But let me halt my rambling a moment to talk about music again - I promise, there's a point.
There are various objects and their interaction with our senses that bring back memories; everyone knows this. The smell of an ex-boyfriend's cologne, the scene in that one movie that you watched and giggled with your best friend on the couch, and probably most effective trigger: music, songs, lyrics. And there are times where that means something awful - where the first chords of that one song that used to mean so much to you (and someone else) comes over the loudspeaker in a store and you're flooded with all these feelings you've tucked into the deep, dark abyss of Never Again. And sometimes that song is really, really good and you get ANGRY that it was essentially stripped from your life. Lucky for me, one of my ex-boyfriends chose Lifehouse's "Hanging By a Moment" as Our Song. I don't miss it. (Or him.)
THEN there's those music-triggered moments of nostalgia that can fill you with glee. I've kind of micro-touched on this before, because, really, it happens quite often. Last night, in the midst of a couple of down-in-the-rut days, I was completely enlivened by a trigger from years ago; it's not what you might think, and I have no shame in admitting, that the All-American Rejects' music makes me really, really happy. Last night we went to see them live at Irving Plaza.

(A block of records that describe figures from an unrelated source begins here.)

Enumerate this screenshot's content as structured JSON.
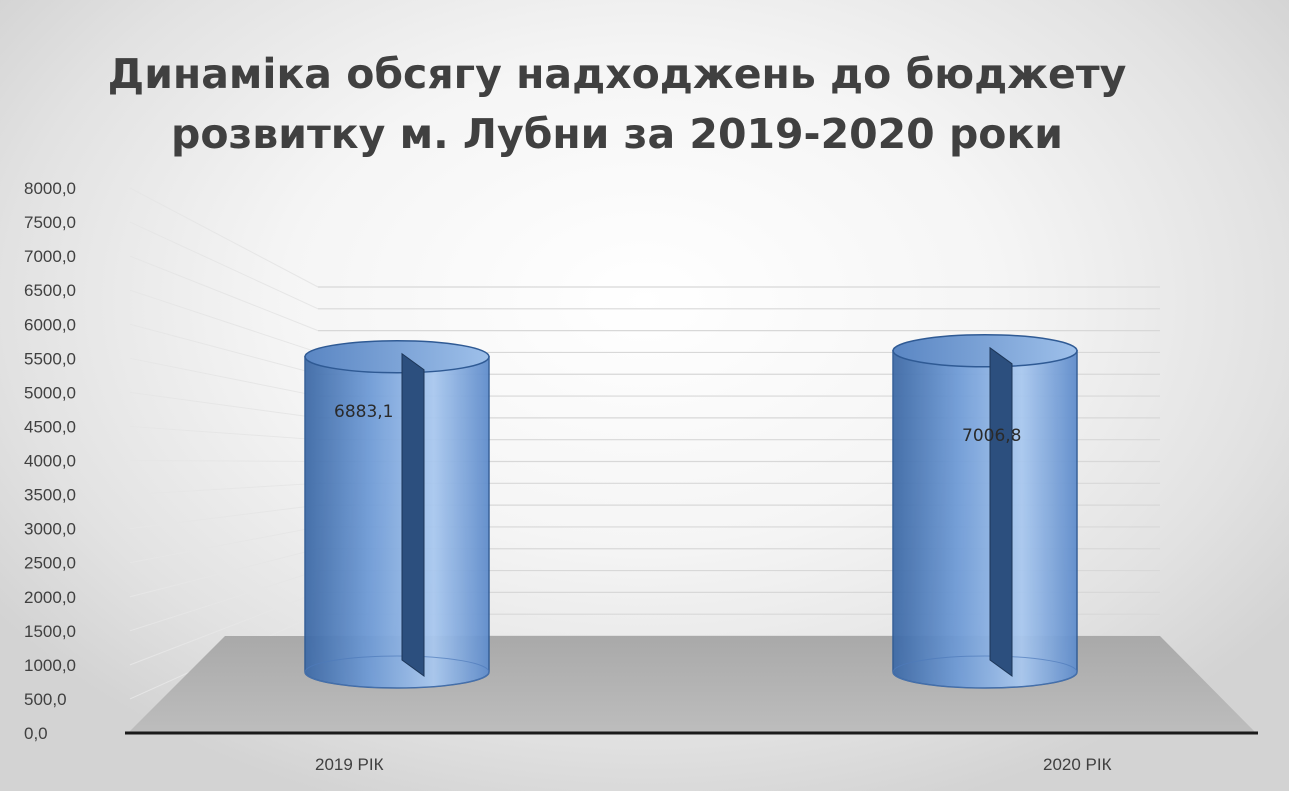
{
  "chart_data": {
    "type": "bar",
    "bar_shape": "cylinder-3d",
    "title": [
      "Динаміка обсягу надходжень до бюджету",
      "розвитку  м. Лубни за 2019-2020 роки"
    ],
    "categories": [
      "2019 РІК",
      "2020 РІК"
    ],
    "values": [
      6883.1,
      7006.8
    ],
    "data_labels": [
      "6883,1",
      "7006,8"
    ],
    "ylim": [
      0,
      8000
    ],
    "yticks": [
      "0,0",
      "500,0",
      "1000,0",
      "1500,0",
      "2000,0",
      "2500,0",
      "3000,0",
      "3500,0",
      "4000,0",
      "4500,0",
      "5000,0",
      "5500,0",
      "6000,0",
      "6500,0",
      "7000,0",
      "7500,0",
      "8000,0"
    ],
    "grid": true,
    "legend": "none",
    "colors": {
      "bar_light": "#a9c8ef",
      "bar_mid": "#6f9bd6",
      "bar_dark": "#2f5a94",
      "floor": "#b8b8b8",
      "axis": "#1a1a1a",
      "gridline": "#d8d8d8"
    }
  }
}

Jesse is old friends with the Rejects; Motion City Soundtrack have toured with them several times. Jesse did a lot of reminiscing last night as well. Him and the guys retold a story about their first tour together many years ago, when the Rejects were opening for MCS at an Iowa show, and not one person showed up. They laughed, they drank, talked about possible future collaborations or tours and had a good time catching up - which, while they were doing it as friends, I was thinking of my own music-infused happy thoughts.
I remember buying the Rejects' first album in the Virgin Megastore in Times Square on one of my college spring breaks with Kells right next to me. I hadn't even heard "Swing, Swing," their radio single at the time, but it had been suggested to me by someone (I don't remember who) and I had this urge to buy it. I loved it, of course. I went to their shows, I bought their merch. My first All-American Rejects show in college, I believe in 2003, was my first Motion City Soundtrack show. I obviously fell in love with MCS as openers.
As I watched them open with "Swing, Swing" and play songs off their first album, I was reminded of those times and when I would dance around in my room or turn the stereo up really loud while driving. I haven't personally listened to them in a long time, but all the words came flowing back last night. I remembered the times when Erica and I would put on "Move Along" and get ready to go out, and pump our fists in the air together and jump around at live shows - I saw those girls there last night, too. The Rejects are a veritable hit parade, and the songs make me HAPPY.
I'm doing a poor job of articulating all the transformative power their music had over me last night. It may not have even shown, as I was sitting in the balcony, bopping my head - but I was smiling, and meaning it, and loving how sometimes music (no matter how cliche this sounds) really is just what you needed.
Jiscilla took this photo of me fist-pumping during AAR at Hammerstein Ballroom in 2006.